Autre exemple du retard français, l’absence de programme national de surveillance de la population pour les risques chimiques, comme il en existe aux Etats-Unis. Dans ce pays, les Centers for Disease Control (Atlanta, Georgie), ont prélevé des échantillons sanguins sur des milliers de volontaires dans le cadre d’un programme de biomonitoring. Ce type de programme exige bien sûr des savoir-faire sur le plan épidémiologique (domaine dans lequel la France a du retard), mais aussi toxicologique. Là, c’est quasiment le désert. Cette discipline manque de moyens, de chercheurs, d’études, bref, de tout. Sans unités de recherche en toxicologie dignes de ce nom, sans études ni programmes épidémiologiques, la France a peu de chances de faire de son PNSE un grand succès.

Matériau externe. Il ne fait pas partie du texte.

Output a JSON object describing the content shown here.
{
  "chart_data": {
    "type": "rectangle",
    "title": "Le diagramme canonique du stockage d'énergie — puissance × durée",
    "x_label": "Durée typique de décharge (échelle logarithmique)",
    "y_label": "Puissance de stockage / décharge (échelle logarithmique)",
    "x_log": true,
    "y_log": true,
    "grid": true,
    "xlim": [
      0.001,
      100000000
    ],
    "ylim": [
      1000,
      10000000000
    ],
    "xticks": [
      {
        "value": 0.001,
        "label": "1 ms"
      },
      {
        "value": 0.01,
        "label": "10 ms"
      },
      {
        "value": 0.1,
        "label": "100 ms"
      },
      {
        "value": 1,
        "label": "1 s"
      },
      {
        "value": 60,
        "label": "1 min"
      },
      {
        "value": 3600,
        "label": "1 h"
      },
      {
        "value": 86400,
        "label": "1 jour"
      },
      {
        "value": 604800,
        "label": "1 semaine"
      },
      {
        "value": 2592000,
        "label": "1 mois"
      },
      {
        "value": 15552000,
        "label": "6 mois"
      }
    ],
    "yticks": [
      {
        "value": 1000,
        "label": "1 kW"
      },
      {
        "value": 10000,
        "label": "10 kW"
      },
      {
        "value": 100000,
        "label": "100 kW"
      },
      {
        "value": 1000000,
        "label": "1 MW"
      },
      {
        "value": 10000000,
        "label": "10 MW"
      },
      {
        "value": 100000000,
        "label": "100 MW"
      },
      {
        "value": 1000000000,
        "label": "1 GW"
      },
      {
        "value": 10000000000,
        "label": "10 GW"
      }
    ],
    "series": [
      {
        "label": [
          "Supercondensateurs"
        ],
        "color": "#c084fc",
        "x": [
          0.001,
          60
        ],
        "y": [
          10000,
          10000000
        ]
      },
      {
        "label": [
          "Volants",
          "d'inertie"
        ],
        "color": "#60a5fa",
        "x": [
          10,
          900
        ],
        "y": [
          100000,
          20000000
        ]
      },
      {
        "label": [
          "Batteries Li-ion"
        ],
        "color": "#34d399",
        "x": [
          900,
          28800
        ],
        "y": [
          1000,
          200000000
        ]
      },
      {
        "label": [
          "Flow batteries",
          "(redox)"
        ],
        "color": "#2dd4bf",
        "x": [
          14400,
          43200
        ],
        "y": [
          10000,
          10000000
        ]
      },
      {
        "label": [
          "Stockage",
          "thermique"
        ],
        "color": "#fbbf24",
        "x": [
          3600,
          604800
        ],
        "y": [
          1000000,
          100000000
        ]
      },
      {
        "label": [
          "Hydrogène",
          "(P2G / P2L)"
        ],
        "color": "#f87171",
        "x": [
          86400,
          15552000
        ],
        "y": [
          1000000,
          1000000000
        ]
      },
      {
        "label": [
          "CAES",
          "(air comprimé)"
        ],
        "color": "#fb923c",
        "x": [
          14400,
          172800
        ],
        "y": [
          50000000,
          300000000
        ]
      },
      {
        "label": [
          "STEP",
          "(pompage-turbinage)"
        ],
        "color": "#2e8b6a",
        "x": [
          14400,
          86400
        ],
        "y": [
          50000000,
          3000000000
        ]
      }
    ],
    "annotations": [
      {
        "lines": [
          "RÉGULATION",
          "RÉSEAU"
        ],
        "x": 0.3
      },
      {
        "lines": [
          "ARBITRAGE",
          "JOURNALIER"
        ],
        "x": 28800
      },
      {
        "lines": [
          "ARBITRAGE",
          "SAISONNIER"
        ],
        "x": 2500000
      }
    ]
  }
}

Il faut aussi dire un mot de la pollution alimentaire. Les scientifiques à l’origine de l’appel de Paris ont insisté sur l’impact des additifs alimentaires. Est-il normal que plusieurs colorants interdits dans d’autres pays (Etats-Unis, par exemple) car soupçonnés d’être mutagènes, comme les E 104, E 124, E 128, E 131, continuent d’être autorisés ici ? Est-il normal que la France soit le pays européen qui a autorisé le plus de pesticides ? Il faudra un jour se demander pourquoi le risque de cancer a augmenté en France de 35% en 20 ans, alors qu’il a baissé aux Etats-Unis dans la même période. La chute brutale du tabagisme dans ce pays n’explique pas tout.
Le programme européen REACH qui prévoyait d’interdire ou restreindre d’usage une partie des 100 000 substances chimiques sur lesquelles les toxicologues sont muets, a été sérieusement édulcoré en septembre 2003 sous la pression de plusieurs pays, dont la France. Cela relativise beaucoup l’ambition affichée du PNSE et de ses promoteurs.